In the execution of such ceremonies, the Klan evidences its practical nature and its concrete knowledge. Americans can not be aroused by the mere citation of facts. Our minds are stuffed unto bursting with facts. We want action. And we do not propose to wait a generation as has been so often the case, and then weep because it is too late to act. We seek to draw the souls of men into a service which means sacrifice. This service is vital to the nation, and essential to the salvation of our civilization. The language of symbolism is the language of the soul.
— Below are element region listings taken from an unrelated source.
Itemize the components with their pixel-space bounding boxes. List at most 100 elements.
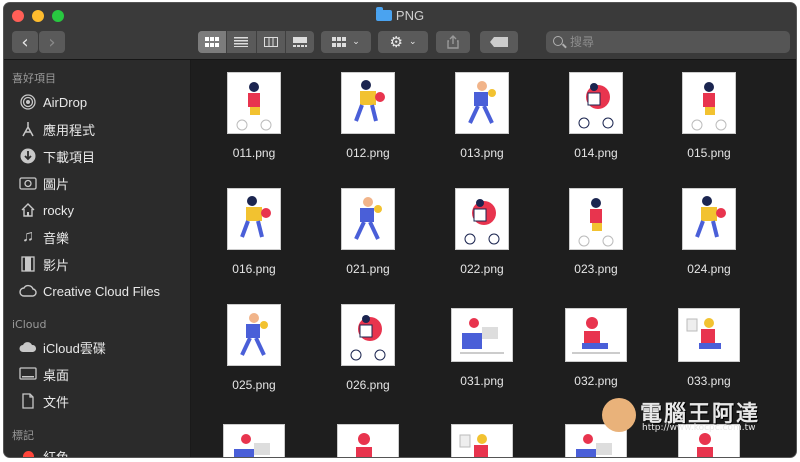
airdrop-icon (19, 94, 37, 110)
file-item[interactable] (320, 420, 416, 457)
file-thumbnail[interactable] (565, 308, 627, 362)
file-thumbnail[interactable] (341, 72, 395, 134)
creative-cloud-icon (19, 283, 37, 299)
sidebar-item-downloads[interactable]: 下載項目 (19, 146, 187, 166)
list-view-button[interactable] (227, 31, 257, 53)
share-icon (447, 35, 459, 49)
pictures-icon (19, 175, 37, 191)
illustration-image (356, 433, 372, 457)
desktop-icon (19, 366, 37, 382)
sidebar-item-movies[interactable]: 影片 (19, 254, 187, 274)
illustration-image (354, 197, 382, 240)
gallery-view-icon (292, 37, 307, 47)
file-thumbnail[interactable] (455, 72, 509, 134)
sidebar-item-label: 紅色 (43, 449, 70, 458)
file-item[interactable] (206, 420, 302, 457)
file-thumbnail[interactable] (337, 424, 399, 457)
illustration-image (572, 317, 620, 354)
finder-window: PNG ‹ › ⌄ ⚙ ⌄ 搜尋 喜好項目 AirDrop 應用程式 下載項目 … (4, 3, 796, 457)
sidebar-item-desktop[interactable]: 桌面 (19, 364, 187, 384)
sidebar-item-documents[interactable]: 文件 (19, 391, 187, 411)
red-tag-dot-icon (19, 448, 37, 457)
view-switcher (198, 31, 314, 53)
sidebar: 喜好項目 AirDrop 應用程式 下載項目 圖片 rocky ♫ 音樂 影片 (4, 60, 191, 457)
icon-view-icon (205, 37, 220, 47)
sidebar-item-home[interactable]: rocky (19, 200, 187, 220)
sidebar-item-pictures[interactable]: 圖片 (19, 173, 187, 193)
column-view-button[interactable] (257, 31, 286, 53)
share-button[interactable] (436, 31, 470, 53)
illustration-image (459, 434, 488, 457)
group-button[interactable]: ⌄ (321, 31, 371, 53)
file-thumbnail[interactable] (451, 308, 513, 362)
file-item[interactable]: 031.png (434, 304, 530, 388)
illustration-image (464, 199, 500, 245)
documents-icon (19, 393, 37, 409)
watermark: 電腦王阿達 http://www.kocpc.com.tw (600, 396, 780, 436)
icon-view-button[interactable] (198, 31, 228, 53)
file-item[interactable] (434, 420, 530, 457)
file-item[interactable]: 025.png (206, 304, 302, 392)
illustration-image (354, 80, 385, 122)
sidebar-item-music[interactable]: ♫ 音樂 (19, 227, 187, 247)
file-name: 022.png (460, 262, 504, 276)
action-button[interactable]: ⚙ ⌄ (378, 31, 428, 53)
file-thumbnail[interactable] (682, 72, 736, 134)
file-item[interactable]: 013.png (434, 72, 530, 160)
chevron-left-icon: ‹ (21, 31, 29, 53)
file-thumbnail[interactable] (227, 304, 281, 366)
sidebar-item-label: 圖片 (43, 176, 70, 192)
tag-button[interactable] (480, 31, 518, 53)
gallery-view-button[interactable] (286, 31, 314, 53)
chevron-down-icon: ⌄ (408, 37, 417, 47)
search-placeholder: 搜尋 (570, 35, 595, 49)
file-item[interactable]: 024.png (661, 188, 757, 276)
sidebar-item-label: 應用程式 (43, 122, 96, 138)
home-icon (19, 202, 37, 218)
sidebar-item-airdrop[interactable]: AirDrop (19, 92, 187, 112)
illustration-image (695, 196, 726, 238)
file-item[interactable]: 033.png (661, 304, 757, 388)
file-name: 026.png (346, 378, 390, 392)
file-item[interactable]: 011.png (206, 72, 302, 160)
illustration-image (240, 196, 271, 238)
column-view-icon (263, 37, 278, 47)
file-thumbnail[interactable] (227, 72, 281, 134)
file-thumbnail[interactable] (682, 188, 736, 250)
icloud-section-title: iCloud (12, 318, 47, 331)
file-item[interactable]: 026.png (320, 304, 416, 392)
file-thumbnail[interactable] (227, 188, 281, 250)
sidebar-item-icloud-drive[interactable]: iCloud雲碟 (19, 337, 187, 357)
file-thumbnail[interactable] (569, 72, 623, 134)
file-item[interactable]: 032.png (548, 304, 644, 388)
file-thumbnail[interactable] (223, 424, 285, 457)
file-item[interactable]: 016.png (206, 188, 302, 276)
illustration-image (460, 318, 504, 354)
sidebar-item-creative-cloud[interactable]: Creative Cloud Files (19, 281, 187, 301)
sidebar-item-label: 桌面 (43, 367, 70, 383)
file-item[interactable]: 023.png (548, 188, 644, 276)
sidebar-item-applications[interactable]: 應用程式 (19, 119, 187, 139)
file-name: 014.png (574, 146, 618, 160)
file-thumbnail[interactable] (341, 188, 395, 250)
forward-button[interactable]: › (39, 31, 65, 53)
file-thumbnail[interactable] (455, 188, 509, 250)
sidebar-item-tag-red[interactable]: 紅色 (19, 446, 187, 457)
file-item[interactable]: 022.png (434, 188, 530, 276)
tags-section-title: 標記 (12, 429, 34, 442)
illustration-image (578, 198, 614, 247)
file-thumbnail[interactable] (451, 424, 513, 457)
file-item[interactable]: 014.png (548, 72, 644, 160)
search-field[interactable]: 搜尋 (546, 31, 790, 53)
file-item[interactable]: 021.png (320, 188, 416, 276)
back-button[interactable]: ‹ (12, 31, 38, 53)
file-name: 015.png (687, 146, 731, 160)
illustration-image (686, 318, 721, 349)
file-thumbnail[interactable] (678, 308, 740, 362)
illustration-image (234, 434, 270, 457)
file-thumbnail[interactable] (341, 304, 395, 366)
file-item[interactable]: 012.png (320, 72, 416, 160)
file-item[interactable]: 015.png (661, 72, 757, 160)
file-thumbnail[interactable] (569, 188, 623, 250)
grid-group-icon (332, 37, 347, 47)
The Klan disperses, goes back to mingle with men, to meet all the stresses and the exigencies of life. But in each man there is a light that never before fell on sea or shore, that will lie upon the task that he is set to do, and, however hard and menial it may be, will transform that work into a beatitude. More than this: We have daily evidence that this light, in honor, kindness and charity, falls upon our fellow men along the pathway that they and we walk together. Surely there can be no hidden dangers in the assembling of men under such conditions, impelled by such motives, capable of such inspiration.

If we undertake to build or maintain a civilization in which the moral and social idealisms of men are not mixed with the mortar in the structure, we shall most surely build for decline and decay. But if Americanism becomes a holy cause in which the souls of men are enlisted, in which service of our country and our country's service of the world is made first and foremost, then we shall build an empire indestructible; because, mingled with the cruder material there will be the elements that are everlasting. In such workmanship alone can there be security for those American institutions which we seek to save by the consecration of all we have and all we are.